Agent2Agent (A2A) is an open protocol developed by Google that enables AI agents built by different organizations and frameworks to communicate peer-to-peer. Agents discover each other via Agent Cards, delegate tasks using JSON-RPC, and exchange structured results — without requiring a central orchestrator.
How does agent2agent communication work?
Agent2agent communication follows four phases: discovery (fetch the target agent's Agent Card), delegation (send a JSON-RPC task request), execution (the target agent processes the task), and result retrieval (the requesting agent fetches structured results). All communication uses JSON-RPC 2.0 over HTTP.
What is an Agent Card in agent2agent?
An Agent Card is a JSON-LD document hosted at /.well-known/agent.json that describes an agent's name, capabilities, endpoint URL, and authentication requirements. Other agents fetch the Agent Card during discovery to determine whether the agent can handle a specific task.

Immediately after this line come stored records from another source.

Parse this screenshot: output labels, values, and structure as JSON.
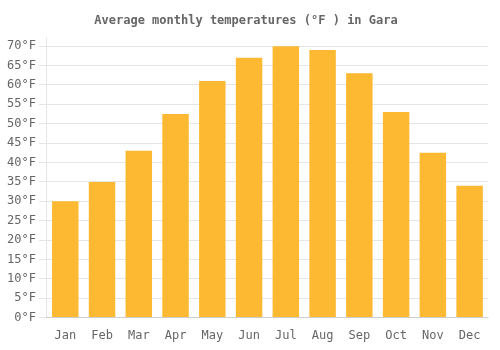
{
  "chart_data": {
    "type": "bar",
    "title": "Average monthly temperatures (°F ) in Gara",
    "categories": [
      "Jan",
      "Feb",
      "Mar",
      "Apr",
      "May",
      "Jun",
      "Jul",
      "Aug",
      "Sep",
      "Oct",
      "Nov",
      "Dec"
    ],
    "values": [
      30,
      35,
      43,
      52.5,
      61,
      67,
      70,
      69,
      63,
      53,
      42.5,
      34
    ],
    "color": "#FDB932",
    "ylim": [
      0,
      72
    ],
    "yticks": [
      {
        "value": 0,
        "label": "0°F"
      },
      {
        "value": 5,
        "label": "5°F"
      },
      {
        "value": 10,
        "label": "10°F"
      },
      {
        "value": 15,
        "label": "15°F"
      },
      {
        "value": 20,
        "label": "20°F"
      },
      {
        "value": 25,
        "label": "25°F"
      },
      {
        "value": 30,
        "label": "30°F"
      },
      {
        "value": 35,
        "label": "35°F"
      },
      {
        "value": 40,
        "label": "40°F"
      },
      {
        "value": 45,
        "label": "45°F"
      },
      {
        "value": 50,
        "label": "50°F"
      },
      {
        "value": 55,
        "label": "55°F"
      },
      {
        "value": 60,
        "label": "60°F"
      },
      {
        "value": 65,
        "label": "65°F"
      },
      {
        "value": 70,
        "label": "70°F"
      }
    ],
    "grid": true
  }
}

How is agent2agent different from MCP?
Agent2agent connects agents to other agents (peer-to-peer collaboration), while MCP (Model Context Protocol) connects agents to external tools and data sources (tool integration). Most production agents implement both — agent2agent for collaboration and MCP for tool access.
How many registries support agent2agent?
As of July 2026, 6 of the 15 major agent registries indexed by AgentResourceDB support the agent2agent protocol: Google AI Hub, LangChain Hub, Pinecone Marketplace, CrewAI Registry, AutoGPT Store, and AWS Bedrock. Adoption is growing rapidly.
How do I implement agent2agent in my agent?
To implement agent2agent, host a valid Agent Card (JSON-LD) at a public HTTPS URL, implement a JSON-RPC 2.0 endpoint handling tasks/send, tasks/get, and tasks/cancel methods, and manage the five task states (submitted, running, completed, failed, cancelled). Test with the agent2agent compliance checker before submitting to a registry.